When one of those students, who was in the audience Saturday, had asked him to serve as faculty advisor for the gay straight alliance club, Walz recalled, “I said ‘absolutely.’ I understood what it meant to be that older, strange, white guy” standing up for the school’s LGBTQ students in such a public manner.

In 2006, when running for Congress as a Democrat in a deep-red district, “I was in a state that advanced same sex marriage for a decade,” Walz said. “But I knew I was right, and I ran on a platform that supported equality.”

The notion that he won despite taking pro-LGBTQ and pro-choice positions is misleading, the governor said ā€” he won because of those reasons.

Walz then detailed how he fought for the repeal of “Don’t Ask, Don’t Tell” as the top Democrat on the Veterans Affairs Committee, operating under the maxim that “you don’t get elected to office to bank political capital so you can get elected again” but rather “you get elected office to burn political capital to improve [people’s] lives.”

As governor, he said, the “first thing we did is we banned conversion therapy,” and throughout his first and second terms in office, “we protected the transgender community.”

“We banned banning books,” he said, pushing back against efforts to target and remove content with LGBTQ characters and themes, a preoccupation of Republicans including the 2024 GOP presidential and vice presidential nominees Donald Trump and U.S. Sen. JD Vance (R-Ohio).

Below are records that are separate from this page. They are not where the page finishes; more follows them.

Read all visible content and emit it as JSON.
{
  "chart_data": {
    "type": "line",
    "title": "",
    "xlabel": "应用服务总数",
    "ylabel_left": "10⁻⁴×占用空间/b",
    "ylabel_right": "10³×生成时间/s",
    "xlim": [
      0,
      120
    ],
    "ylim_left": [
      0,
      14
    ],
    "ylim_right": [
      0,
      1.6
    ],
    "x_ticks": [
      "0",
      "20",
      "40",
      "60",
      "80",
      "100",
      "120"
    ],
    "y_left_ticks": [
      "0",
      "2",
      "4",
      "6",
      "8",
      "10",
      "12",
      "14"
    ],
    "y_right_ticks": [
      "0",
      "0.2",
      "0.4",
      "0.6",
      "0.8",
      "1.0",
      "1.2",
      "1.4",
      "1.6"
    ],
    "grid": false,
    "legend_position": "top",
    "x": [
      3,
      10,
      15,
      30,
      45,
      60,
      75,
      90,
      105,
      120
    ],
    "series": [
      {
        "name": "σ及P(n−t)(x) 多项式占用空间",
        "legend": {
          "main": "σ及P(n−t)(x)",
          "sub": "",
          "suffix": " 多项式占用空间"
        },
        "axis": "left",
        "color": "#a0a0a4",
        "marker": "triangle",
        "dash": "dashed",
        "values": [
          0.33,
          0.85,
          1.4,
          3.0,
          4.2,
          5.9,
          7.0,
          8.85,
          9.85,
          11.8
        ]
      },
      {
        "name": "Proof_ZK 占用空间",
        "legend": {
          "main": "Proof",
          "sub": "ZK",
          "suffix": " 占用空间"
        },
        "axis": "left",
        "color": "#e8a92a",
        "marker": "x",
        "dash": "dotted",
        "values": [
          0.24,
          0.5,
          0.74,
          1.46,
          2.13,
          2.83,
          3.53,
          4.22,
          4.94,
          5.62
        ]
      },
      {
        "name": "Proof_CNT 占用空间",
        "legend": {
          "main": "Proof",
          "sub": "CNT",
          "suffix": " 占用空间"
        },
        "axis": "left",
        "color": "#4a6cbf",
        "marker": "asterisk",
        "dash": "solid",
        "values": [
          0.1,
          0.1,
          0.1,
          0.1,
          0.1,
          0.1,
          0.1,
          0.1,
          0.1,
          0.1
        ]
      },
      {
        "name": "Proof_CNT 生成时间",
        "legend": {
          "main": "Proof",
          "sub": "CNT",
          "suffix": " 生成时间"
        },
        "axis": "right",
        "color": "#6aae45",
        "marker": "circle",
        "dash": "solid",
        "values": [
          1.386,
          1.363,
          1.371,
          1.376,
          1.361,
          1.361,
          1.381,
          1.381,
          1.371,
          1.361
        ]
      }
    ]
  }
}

“This is what these folks are focusing on, spending all their time, like reading about two male penguins who love each other is somehow going to turn your children gay,” Walz said, setting up a contrast between the Democratic and Republican tickets.

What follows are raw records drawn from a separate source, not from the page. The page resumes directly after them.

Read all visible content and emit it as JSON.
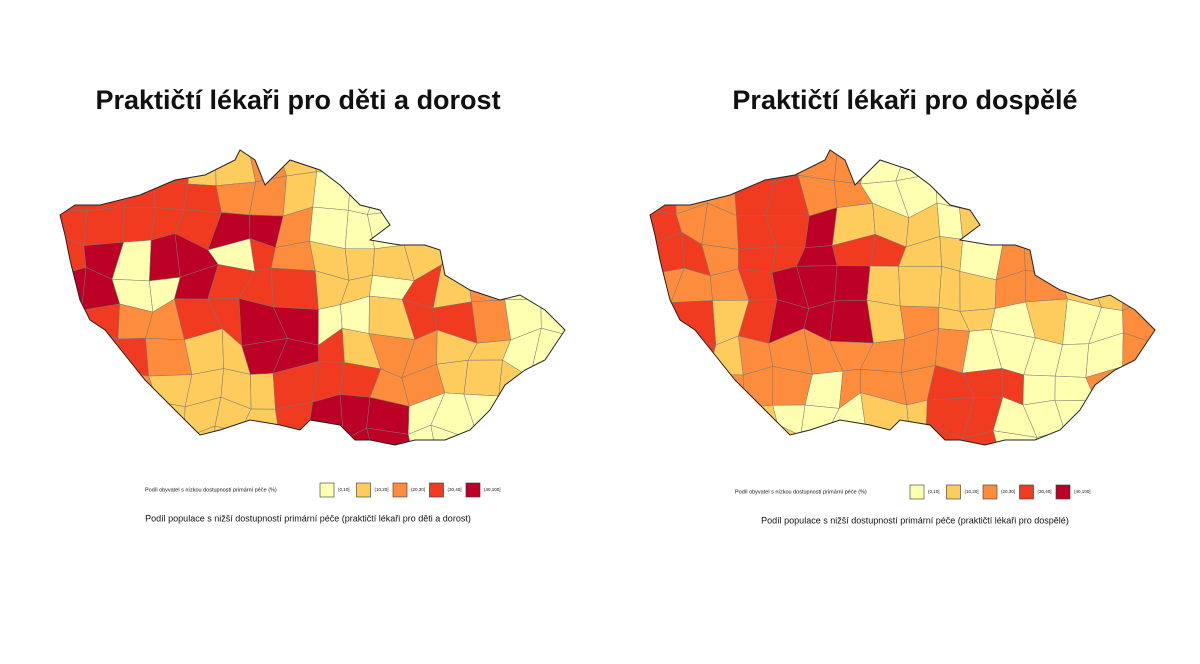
{
  "maps": [
    {
      "title": "Praktičtí lékaři pro děti a dorost",
      "legend": {
        "title": "Podíl obyvatel s nízkou dostupností primární péče (%)",
        "items": [
          {
            "label": "(0,10]",
            "color": "#ffffb2"
          },
          {
            "label": "(10,20]",
            "color": "#fecc5c"
          },
          {
            "label": "(20,30]",
            "color": "#fd8d3c"
          },
          {
            "label": "(30,40]",
            "color": "#f03b20"
          },
          {
            "label": "(40,100]",
            "color": "#bd0026"
          }
        ]
      },
      "caption": "Podíl populace s nižší dostupností primární péče (praktičtí lékaři pro děti a dorost)"
    },
    {
      "title": "Praktičtí lékaři pro dospělé",
      "legend": {
        "title": "Podíl obyvatel s nízkou dostupností primární péče (%)",
        "items": [
          {
            "label": "(0,10]",
            "color": "#ffffb2"
          },
          {
            "label": "(10,20]",
            "color": "#fecc5c"
          },
          {
            "label": "(20,30]",
            "color": "#fd8d3c"
          },
          {
            "label": "(30,40]",
            "color": "#f03b20"
          },
          {
            "label": "(40,100]",
            "color": "#bd0026"
          }
        ]
      },
      "caption": "Podíl populace s nižší dostupností primární péče (praktičtí lékaři pro dospělé)"
    }
  ]
}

The other side believes “the government should be free to invade every corner of our lives, our bedrooms, our kids’ schools, even our doctor’s office,” Walz said, and they have laid out a “playbook” to make that happen with Project 2025, the Heritage Foundation’s governing blueprint for a second Trump administration.

“This Project 2025 that’s out there to restrict freedoms, demonize this community, bully vulnerable children, the message is simple from all of us, and here in about 59 days, you’re going to get a chance to send that message: leave our kids the hell alone.”

Walz then pivoted to Trump’s ban on transgender military service members. “We’ve had thousands of brave transgender troops, decorated warriors, who served this country. When Donald Trump was commander-in-chief, he belittled them and he banned them from service. Thankfully, President Biden and vice president Harris rescinded that stupid, bigoted policy.”

He added, “If you want to serve this nation, you should be allowed to, and what we should do is respect that service. They should not get incoming fire from their commander-in-chief, attacking their basic dignity, humanity, and patriotism. And I will say this, I didn’t serve for 24 years in this to have those guys diminish another troop’s service.”

“We’re not going back to the discrimination,” Walz said. “We’re not going to force our children into situations where they become suicidal. We’re not going to continue to demonize people because of who they are, and we’re not going to continue to allow people in this country to go hungry or to be shot dead because we don’t make decisions that can improve that.”